After the mission plan is completed through the three steps as shown in Figs. 89 and 10, the plan is uploaded to the quadrotor. The mission plan can be easily executed by clicking a “Start Mission” button shown in Fig. 8. Of course, the operator can suspend and resume the task. A speed control slider is also designed in the interface, so that the flight speed of the quadrotor can be adjusted for better control.

Finally, an actual self-flight experiment using GPS information was conducted using a mission plan as shown in Fig. 11, in which three task points are given. The quadrotor could successfully fly from the start point to the last point, i.e., task point 3 via task points 1 and 2, so that the effectiveness and validity of the proposed system were verified.

In the development of mission-planning function described in Sect. 3.2, a core routine provided in Mobile SDK, which certainly leads the quadrotor from a task point to another one, is mainly used. Other operating functions developed on iOS shown in Figs. 8, 9, 10 and 11 are our actual contributions.

4 Conclusions

In our research, a remote control and monitoring system using an iOS device is focused on and designed for a quadrotor to be able to monitor its surrounding environment. Three basic handlers for obtaining compass information, controlling a gimbal and autopilot function for return were developed for remote control. The operator was able to send control commands, while remotely checking current quadrotor’s state and watching its surrounding flight environment only using an iOS device.

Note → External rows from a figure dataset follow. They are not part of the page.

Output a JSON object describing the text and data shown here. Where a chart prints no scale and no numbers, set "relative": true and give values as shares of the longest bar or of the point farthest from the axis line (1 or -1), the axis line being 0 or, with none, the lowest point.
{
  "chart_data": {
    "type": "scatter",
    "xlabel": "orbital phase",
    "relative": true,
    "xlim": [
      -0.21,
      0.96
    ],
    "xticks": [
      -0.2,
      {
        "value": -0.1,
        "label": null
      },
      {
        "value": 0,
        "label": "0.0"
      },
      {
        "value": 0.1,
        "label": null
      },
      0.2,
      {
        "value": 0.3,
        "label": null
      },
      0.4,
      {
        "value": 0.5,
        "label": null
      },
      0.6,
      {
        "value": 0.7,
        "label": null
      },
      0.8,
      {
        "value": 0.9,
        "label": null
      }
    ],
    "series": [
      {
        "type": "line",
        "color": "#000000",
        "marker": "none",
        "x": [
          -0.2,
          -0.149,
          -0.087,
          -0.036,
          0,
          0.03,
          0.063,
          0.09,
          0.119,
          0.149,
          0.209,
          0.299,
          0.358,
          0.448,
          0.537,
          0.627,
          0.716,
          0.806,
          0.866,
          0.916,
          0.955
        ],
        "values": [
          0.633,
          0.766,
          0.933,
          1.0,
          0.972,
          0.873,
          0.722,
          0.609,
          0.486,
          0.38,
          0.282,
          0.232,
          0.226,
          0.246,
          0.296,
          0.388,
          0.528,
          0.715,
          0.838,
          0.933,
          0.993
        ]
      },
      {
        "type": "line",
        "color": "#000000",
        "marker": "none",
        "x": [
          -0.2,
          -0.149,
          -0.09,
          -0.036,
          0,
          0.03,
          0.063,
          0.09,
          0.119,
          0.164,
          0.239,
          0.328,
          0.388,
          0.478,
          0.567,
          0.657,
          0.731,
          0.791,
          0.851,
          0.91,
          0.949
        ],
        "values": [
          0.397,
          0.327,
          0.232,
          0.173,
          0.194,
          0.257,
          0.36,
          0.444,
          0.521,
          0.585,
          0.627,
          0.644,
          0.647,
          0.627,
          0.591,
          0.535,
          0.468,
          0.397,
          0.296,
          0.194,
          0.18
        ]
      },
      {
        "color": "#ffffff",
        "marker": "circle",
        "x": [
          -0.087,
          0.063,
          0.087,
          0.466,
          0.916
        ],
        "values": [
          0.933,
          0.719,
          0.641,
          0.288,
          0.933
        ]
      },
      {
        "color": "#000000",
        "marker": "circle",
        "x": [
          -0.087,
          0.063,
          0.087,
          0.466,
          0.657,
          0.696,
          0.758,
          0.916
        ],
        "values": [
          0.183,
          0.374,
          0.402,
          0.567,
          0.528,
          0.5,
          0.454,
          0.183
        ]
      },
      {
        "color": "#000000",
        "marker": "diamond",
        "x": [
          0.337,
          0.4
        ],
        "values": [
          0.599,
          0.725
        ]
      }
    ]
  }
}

In this paper, the following and circling around functions while gazing a moving object were further developed. Then, an iOS application was designed and implemented to allow the quadrotor to execute a self-flight task using GPS information, that was called the mission planning function. As a result, the iOS application enabled the quadrotor to achieve complex mission planning consisting of multiple task points. The functionality and effectiveness were evaluated and confirmed through actual experiments carried out outdoors.

In future work, the quadrotor will be able to have abilities to automatically detect and avoid obstacles during the flight, to arrive at a preset destination for complete remote autopilot function, and to identify and count moving objects using both GPS and image processing technologies.